95 procent van de Drentse ondernemers valt onder het mkb en juist zij kunnen bijdragen aan het versterken van het economische profiel van de provincie. Hoewel er vóór corona sprake was van gestage economische groei, heeft Drenthe meer werkgelegenheid nodig voor haar beroepsbevolking. De provincie ziet ondernemerschap als de voedingsbodem voor innovatie, internationalisering en groei. Zij heeft daarom behoefte aan het versterken van het ondernemerschap en daarmee de concurrentiekracht. Aanleiding voor IBD is de wens om bestaande ondernemingen te versterken en ondernemers te stimuleren om nieuwe kansen te pakken. Mimoent Benali (beleidsmedewerker economie van de provincie Drenthe): ‘’Het mkb is vaak druk met werken in het bedrijf. Onbewust zijn ze wel bezig met innovaties, maar ze hebben behoefte aan een lange termijnperspectief.‘’ Ook bij de onderwijsinstellingen in de regio leefde de wens om de handen ineen te slaan voor het mkb. Robert Dreier, die als programmacoördinator namens Hogeschool NHL Stenden bij IBDO betrokken is, zei hierover: ‘’Relevante vraagstukken uit het bedrijfsleven zijn enorm verrijkend voor studenten. En als kennispartner zien wij voor onszelf een maatschappelijke rol. De economie is dunner en wij kunnen bijdragen om dat aan te jagen.’’

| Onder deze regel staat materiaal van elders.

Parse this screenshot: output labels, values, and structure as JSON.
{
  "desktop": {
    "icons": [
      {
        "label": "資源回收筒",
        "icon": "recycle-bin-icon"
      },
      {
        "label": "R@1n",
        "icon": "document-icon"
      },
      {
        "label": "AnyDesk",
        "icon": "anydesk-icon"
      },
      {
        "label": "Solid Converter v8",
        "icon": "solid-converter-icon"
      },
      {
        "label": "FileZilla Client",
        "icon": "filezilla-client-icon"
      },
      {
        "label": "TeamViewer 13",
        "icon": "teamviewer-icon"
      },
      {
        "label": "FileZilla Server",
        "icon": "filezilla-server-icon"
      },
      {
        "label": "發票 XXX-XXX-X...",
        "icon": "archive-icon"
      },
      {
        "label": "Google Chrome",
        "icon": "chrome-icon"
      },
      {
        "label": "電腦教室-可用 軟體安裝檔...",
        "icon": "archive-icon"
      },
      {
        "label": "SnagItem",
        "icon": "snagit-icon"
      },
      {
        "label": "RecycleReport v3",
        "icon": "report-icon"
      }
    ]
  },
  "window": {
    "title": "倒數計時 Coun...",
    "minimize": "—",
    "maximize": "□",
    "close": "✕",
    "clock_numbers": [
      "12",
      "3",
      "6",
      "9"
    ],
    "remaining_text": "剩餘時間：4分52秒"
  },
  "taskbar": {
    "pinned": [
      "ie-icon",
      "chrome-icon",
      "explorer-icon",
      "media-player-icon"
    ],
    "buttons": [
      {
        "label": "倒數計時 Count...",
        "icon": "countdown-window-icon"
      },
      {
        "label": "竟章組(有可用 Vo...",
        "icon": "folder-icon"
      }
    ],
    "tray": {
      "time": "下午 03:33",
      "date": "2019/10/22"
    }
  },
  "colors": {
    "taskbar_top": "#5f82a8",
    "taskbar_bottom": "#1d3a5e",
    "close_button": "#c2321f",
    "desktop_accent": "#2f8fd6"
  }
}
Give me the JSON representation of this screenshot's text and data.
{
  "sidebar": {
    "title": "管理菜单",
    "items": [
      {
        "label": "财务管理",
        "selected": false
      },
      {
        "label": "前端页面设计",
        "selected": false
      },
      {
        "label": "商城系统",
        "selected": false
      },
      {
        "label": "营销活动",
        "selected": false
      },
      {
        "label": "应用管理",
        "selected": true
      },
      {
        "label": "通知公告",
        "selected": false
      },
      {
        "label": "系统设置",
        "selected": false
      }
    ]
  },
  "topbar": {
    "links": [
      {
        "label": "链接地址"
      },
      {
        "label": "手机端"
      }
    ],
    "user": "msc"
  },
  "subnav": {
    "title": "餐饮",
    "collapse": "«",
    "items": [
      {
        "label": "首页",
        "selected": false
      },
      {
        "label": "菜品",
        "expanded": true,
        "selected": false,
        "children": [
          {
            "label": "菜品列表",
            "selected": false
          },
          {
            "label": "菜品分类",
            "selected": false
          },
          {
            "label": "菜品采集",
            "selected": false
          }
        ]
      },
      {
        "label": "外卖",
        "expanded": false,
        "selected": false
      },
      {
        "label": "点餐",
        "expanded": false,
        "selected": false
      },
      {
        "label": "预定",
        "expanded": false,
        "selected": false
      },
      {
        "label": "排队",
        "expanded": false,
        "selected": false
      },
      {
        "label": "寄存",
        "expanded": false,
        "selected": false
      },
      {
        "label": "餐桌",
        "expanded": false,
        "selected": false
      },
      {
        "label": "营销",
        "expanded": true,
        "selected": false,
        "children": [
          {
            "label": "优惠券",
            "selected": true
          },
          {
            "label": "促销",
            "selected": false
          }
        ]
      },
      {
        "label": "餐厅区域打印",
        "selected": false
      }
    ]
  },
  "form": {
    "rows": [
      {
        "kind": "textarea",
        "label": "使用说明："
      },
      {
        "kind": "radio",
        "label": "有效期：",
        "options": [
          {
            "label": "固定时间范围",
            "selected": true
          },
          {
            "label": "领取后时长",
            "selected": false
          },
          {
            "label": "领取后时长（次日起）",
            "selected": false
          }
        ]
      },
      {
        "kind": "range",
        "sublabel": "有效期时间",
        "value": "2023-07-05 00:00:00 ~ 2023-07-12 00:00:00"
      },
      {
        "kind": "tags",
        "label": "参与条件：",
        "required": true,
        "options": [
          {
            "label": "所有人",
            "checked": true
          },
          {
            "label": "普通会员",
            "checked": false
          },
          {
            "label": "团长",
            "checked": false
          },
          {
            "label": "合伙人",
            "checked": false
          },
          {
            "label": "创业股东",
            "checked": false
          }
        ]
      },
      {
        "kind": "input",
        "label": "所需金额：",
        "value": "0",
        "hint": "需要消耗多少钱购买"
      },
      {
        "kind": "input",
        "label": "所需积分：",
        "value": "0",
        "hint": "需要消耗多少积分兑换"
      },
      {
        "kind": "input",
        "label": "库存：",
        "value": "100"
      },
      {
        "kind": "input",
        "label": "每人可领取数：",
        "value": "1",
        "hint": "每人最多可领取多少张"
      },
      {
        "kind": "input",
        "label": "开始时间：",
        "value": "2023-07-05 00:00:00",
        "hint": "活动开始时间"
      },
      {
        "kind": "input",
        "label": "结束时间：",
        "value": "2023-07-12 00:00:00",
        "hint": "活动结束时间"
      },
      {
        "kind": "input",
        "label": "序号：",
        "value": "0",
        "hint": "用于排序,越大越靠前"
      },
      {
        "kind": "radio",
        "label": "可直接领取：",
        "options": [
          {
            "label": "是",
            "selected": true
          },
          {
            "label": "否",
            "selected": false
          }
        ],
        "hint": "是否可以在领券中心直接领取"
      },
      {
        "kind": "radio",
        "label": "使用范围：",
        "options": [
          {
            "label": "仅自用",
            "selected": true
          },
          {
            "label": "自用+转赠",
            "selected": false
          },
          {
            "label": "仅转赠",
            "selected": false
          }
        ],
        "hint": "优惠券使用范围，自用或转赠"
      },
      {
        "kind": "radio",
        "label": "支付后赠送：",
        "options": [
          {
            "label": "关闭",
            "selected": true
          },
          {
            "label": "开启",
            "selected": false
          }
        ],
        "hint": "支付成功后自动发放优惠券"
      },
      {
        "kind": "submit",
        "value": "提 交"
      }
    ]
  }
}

Tot 2016 gaven de provincie en de Kamer van Koophandel (KvK) samen uitvoering aan het TOP-programma, dat ondernemerschap in Drenthe stimuleerde. De KvK besloot in 2016 echter hiermee te stoppen, waardoor de provincie de inzet voor Drentse ondernemers anders vorm moest geven. Als resultaat is de naam TOP-programma in 2016 gewijzigd in IBDO. De ‘1.0-versie’ van IBDO liep tot eind 2020. Doel van IBDO is;

  • Samenwerken aan sterk ondernemerschap, de concurrentiekracht vergroten en werkgelegenheid creëren;
  • Stimuleren van vernieuwing en internationalisering;
  • Verbeteren van het ondernemersklimaat, het versterken van de economische structuur en het creëren van een ecosysteem waarin ondernemers de weg naar innovatie weten te vinden.

Doelgroep voor dit programma zijn aspirant-ondernemers (net gestart), zzp, klein mkb (2-50) en groot mkb (50-250).

Aanpak

De aanpak begon met een marktverkenning en behoeftepeiling: wat gebeurt er al en waar is behoefte aan? Uit gesprekken met ondernemers(-verenigingen), gemeenten en kennisinstellingen bleek dat er al veel gebeurt, maar dat het aanbod versnipperd is. Ondernemers hebben behoefte aan kennis en ondersteuning en vooral aan een krachtig netwerk. Voor het programma zijn daarom twee uitgangspunten geformuleerd:

  • Behoefte van de ondernemer staat centraal;
  • Aansluiting zoeken bij bestaande initiatieven voor ondernemers.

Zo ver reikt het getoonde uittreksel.